Hal itu diungkapkan Sutanto usai menjadi pembicara dalam gelaran Asia Pacific Conference for Media, Advertising and Marketing (APMF) 2024 di Nusa Dua, Kabupaten Badung, Bali, Jumat 3 Mei 2024. Dalam kesempatan itu Sutanto juga menjelaskan soal Mixed Reality Factory (MRF) yaitu proses pembuatan konten masa kini dan masa depan yang memungkina membuat konten dengan cepat dan mudah disesuaikan dengan format yang berbeda-beda serta audiens yang berbeda.

Dikatakan Tanto bahwa hal itu bukan hal yang baru sebab teknologi itu ada macam-macam dan ini adalah salah satu teknologi. "Tetapi yang penting adalah kita di Indonesia pilihannya adalah di antara banyaknya pilihan itu, mana teknologi yang cocok dengan lingkungan kita," ujarnya.

Dan lanjutnya, salah satu isu problemnya adalah kita ini sering kali membuat konten dadakan seperti kejar tayang dan perlu teknologi yang bisa membantu hal itu. Jadi ada beberapa teknologi yang canggih tetapi tetap membutuhkan proses.

 

2 dari 2 halaman

Redefinisi Televisi

Lebih lanjut dia menyinggung soal apakah masih relevannya spending time masyarakat di depan TV. Sutanto mengatakan, masyarakat yang melihat TV saat ini mengalami peningkatan dan dari hasil riset sebelum siaran TV analog ke TV digital atau Analog Switch Off (ASO) itu mengalami peningkatan.

"Kalau kita melihat konsumsi TV masih sehat, jumlah durasi rata-rata per harinya malah terjadi sedikit peningkatan dari 4,6 jam menjadi 4,7 jam per hari. Rating-nya juga naik sebelum analog sekarang ini secara totality 11 (persen) sekarang menjadi 11,3 (persen). Nah itu sekarang masih healthy," kata dia, saat ditemui di event APMF di Bali, Jumat (3/5/2024).

Kendati banyak platform media yang menawarkan konten tertentu, tetapi masih banyak orang yang menggunakan broadcast atau melihat televisi free to air (FTA) karena itu yang paling murah meriah dan itu bisa menjangkau seluruh penduduk Indonesia dengan berbagai kepulauan.

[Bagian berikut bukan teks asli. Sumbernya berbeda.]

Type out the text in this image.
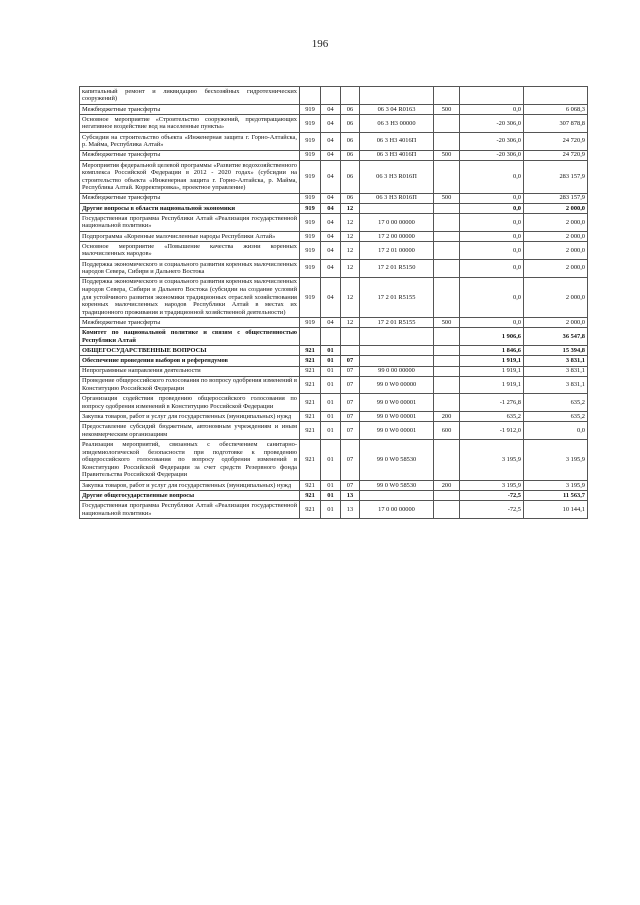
196
капитальный ремонт и ликвидацию бесхозяйных гидротехнических сооружений)							
Межбюджетные трансферты	919	04	06	06 3 04 R0163	500	0,0	6 068,3
Основное мероприятие «Строительство сооружений, предотвращающих негативное воздействие вод на населенные пункты»	919	04	06	06 3 Н3 00000		-20 306,0	307 878,8
Субсидии на строительство объекта «Инженерная защита г. Горно-Алтайска, р. Майма, Республика Алтай»	919	04	06	06 3 Н3 4016П		-20 306,0	24 720,9
Межбюджетные трансферты	919	04	06	06 3 Н3 4016П	500	-20 306,0	24 720,9
Мероприятия федеральной целевой программы «Развитие водохозяйственного комплекса Российской Федерации в 2012 - 2020 годах» (субсидии на строительство объекта «Инженерная защита г. Горно-Алтайска, р. Майма, Республика Алтай. Корректировка», проектное управление)	919	04	06	06 3 Н3 R016П		0,0	283 157,9
Межбюджетные трансферты	919	04	06	06 3 Н3 R016П	500	0,0	283 157,9
Другие вопросы в области национальной экономики	919	04	12			0,0	2 000,0
Государственная программа Республики Алтай «Реализация государственной национальной политики»	919	04	12	17 0 00 00000		0,0	2 000,0
Подпрограмма «Коренные малочисленные народы Республики Алтай»	919	04	12	17 2 00 00000		0,0	2 000,0
Основное мероприятие «Повышение качества жизни коренных малочисленных народов»	919	04	12	17 2 01 00000		0,0	2 000,0
Поддержка экономического и социального развития коренных малочисленных народов Севера, Сибири и Дальнего Востока	919	04	12	17 2 01 R5150		0,0	2 000,0
Поддержка экономического и социального развития коренных малочисленных народов Севера, Сибири и Дальнего Востока (субсидии на создание условий для устойчивого развития экономики традиционных отраслей хозяйствования коренных малочисленных народов Республики Алтай в местах их традиционного проживания и традиционной хозяйственной деятельности)	919	04	12	17 2 01 R5155		0,0	2 000,0
Межбюджетные трансферты	919	04	12	17 2 01 R5155	500	0,0	2 000,0
Комитет по национальной политике и связям с общественностью Республики Алтай						1 906,6	36 547,8
ОБЩЕГОСУДАРСТВЕННЫЕ ВОПРОСЫ	921	01				1 846,6	15 394,8
Обеспечение проведения выборов и референдумов	921	01	07			1 919,1	3 831,1
Непрограммные направления деятельности	921	01	07	99 0 00 00000		1 919,1	3 831,1
Проведение общероссийского голосования по вопросу одобрения изменений в Конституцию Российской Федерации	921	01	07	99 0 W0 00000		1 919,1	3 831,1
Организация содействия проведению общероссийского голосования по вопросу одобрения изменений в Конституцию Российской Федерации	921	01	07	99 0 W0 00001		-1 276,8	635,2
Закупка товаров, работ и услуг для государственных (муниципальных) нужд	921	01	07	99 0 W0 00001	200	635,2	635,2
Предоставление субсидий бюджетным, автономным учреждениям и иным некоммерческим организациям	921	01	07	99 0 W0 00001	600	-1 912,0	0,0
Реализация мероприятий, связанных с обеспечением санитарно-эпидемиологической безопасности при подготовке к проведению общероссийского голосования по вопросу одобрения изменений в Конституцию Российской Федерации за счет средств Резервного фонда Правительства Российской Федерации	921	01	07	99 0 W0 58530		3 195,9	3 195,9
Закупка товаров, работ и услуг для государственных (муниципальных) нужд	921	01	07	99 0 W0 58530	200	3 195,9	3 195,9
Другие общегосударственные вопросы	921	01	13			-72,5	11 563,7
Государственная программа Республики Алтай «Реализация государственной национальной политики»	921	01	13	17 0 00 00000		-72,5	10 144,1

"Orang mungkin lupa, bagaimanapun juga yang namanya broadcast teknologi adalah teknologi yang paling murah meriah untuk menjangkau seluruh penduduk Indonesia dengan berbagai kepulauan," imbuhnya.

Namun, menurutnya tantangan industri TV saat ini harus mendorong atau menentukan arah untuk relevansi sehingga masyarakat umum khususnya generasi muda yang melek digital dan media sosial bisa kembali untuk melihat TV.

"Ada dua hal. Pertama adalah kembali apa sih definisi TV, definisi TV tidak bisa dipakai definisi lama yaitu adanya channel broadcast. Tetapi TV ini adalah termasuk konten di dalamnya. Di mana sekarang ini, teknologi memungkinkan bisa dipersonalisasi di berbagai format dan platform kapanpun bisa dikonsumsi," ujarnya.

"Kedua harus ada eksak-nya bahwa TV ini juga mentransform dirinya, sehingga konten-konten yang bisa diproduksi ini bisa meng-address. Tantangan digital itu, adalah tantangan personalisasi, orang ingin bahwa konten ini welcome buat saya. Nah, ini mungkin beda dengan orang lain," ujarnya.

Sehingga, dengan adanya tantangan seperti itu harus bisa memproduksi konten yang lebih banyak dan bagaimana konten itu bisa diciptakan dalam waktu cepat dengan harga yang terjangkau tentu dengan adanya bantuan teknologi salah satunya Artificial Intelligence (AI).

"Karena banyak konten, maka makin tinggi cost-nya itu, kita harus beralih ke teknologi untuk memungkinkan teknologi membantu kita termasuk AI, sehingga konten itu bisa kita produksi menjadi (lebih banyak)," tutupnya.